Lockley stepped into the woods hating the vehicle bitterly as it approached, but wanting to save destruction for those where Jill had been taken.

He was hidden when the car appeared. It was a perfectly commonplace car with a whip aerial at its rear. It came confidently along the highway. A hundred yards from him, there were explosions. Smoke came out of the open windows. The engine stopped and the car bucked crazily and went into the ditch beside the highway. A man plunged out, slapping at his leg. A revolver in its holster had exploded all its shells. The leather holster had saved him from serious injury, but his clothing was on fire. Other men, two of them, got out hastily. Things had exploded in the back of the car, too.
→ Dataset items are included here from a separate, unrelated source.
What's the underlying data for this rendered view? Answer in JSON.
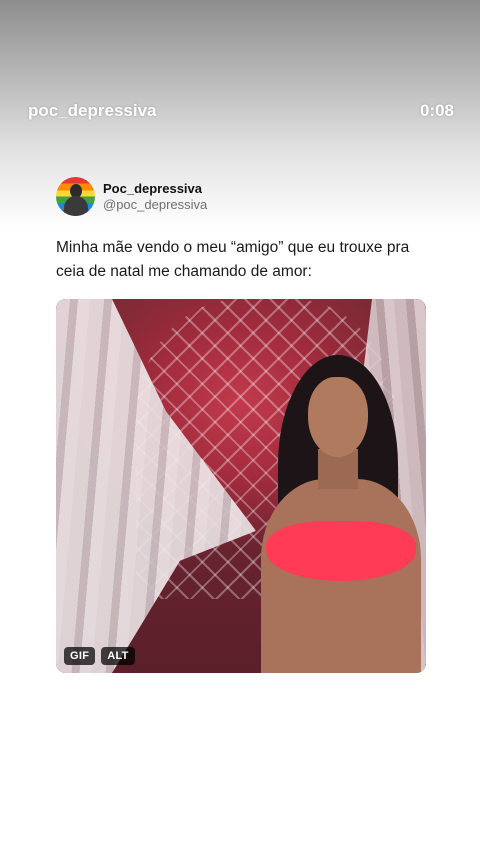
{
  "story": {
    "username": "poc_depressiva",
    "time": "0:08"
  },
  "tweet": {
    "display_name": "Poc_depressiva",
    "handle": "@poc_depressiva",
    "text": "Minha mãe vendo o meu “amigo” que eu trouxe pra ceia de natal me chamando de amor:",
    "media": {
      "badges": [
        "GIF",
        "ALT"
      ]
    }
  }
}
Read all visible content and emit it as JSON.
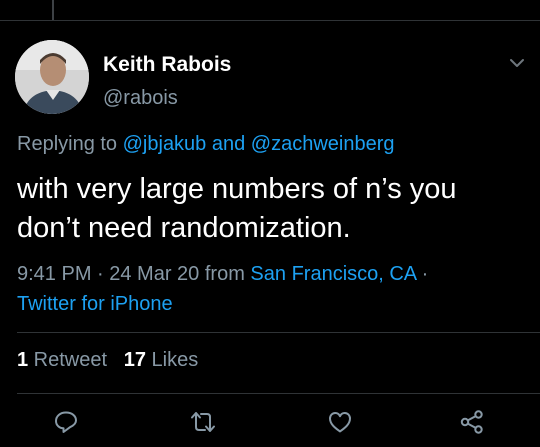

The three men swore agitatedly.

Then one of them said something which stimulated the others to frantic flight down the highway away from the ditched car. The third man limped anxiously after the faster-moving two.

Lockley, watching and hating with undivided attention, knew when the terror beam came on again. He felt it, very faint because of his protection, but quite distinct. The explosions had taken place when the car was in the area now covered again by the terror beam. The men in the car, astonished and scorched, had fled because the beam was due to come back on and they didn't want to be caught in it.

Lockley noted that the human confederates of the monsters had no protection against the beam to match his own. Perhaps the monsters themselves were protected only near the projectors. This was an item affecting his plans of revenge for Jill. He stored it away in his mind. Then he realized that the weapons in the car had exploded just like the pistol on his own seat cushion. The explosion was not associated with the terror beam. There'd been no beam in action when his own pistol blew up. It did not seem reasonable that if the monsters possessed a detonation beam that they'd turn it on their own confederates.

No. Rational beings would do nothing so self-contradictory.

Then Lockley looked down at the cheese grater-pocket radio device of his own manufacture. He considered the fact that his own pistol had exploded the instant he'd turned the gadget on. The weapons in the other car detonated when that car was near him.

He plodded onward thinking very clearly and precisely about the matter. He even remembered to turn off his gadget because he would need it to avenge Jill. But when he tried to think of any subject unconnected with revenge, his mind became confused and agitated.

Two miles along the highway, which had not yet turned to head in toward Boulder Lake, there was a farmhouse. Lockley walked heavily to the abandoned building. He found the door locked. Without conscious thought, he forced it. He searched the closets. He found a shotgun and half a box of shells. He considered them, then left the gun and all the shells but three. He went out. Presently he laid a shotgun shell down on the road. He paced off twenty-five yards and dropped another. He dropped a third twenty-five yards farther on, and then carefully counted off three hundred feet. The car had been just about that far away when the explosions came.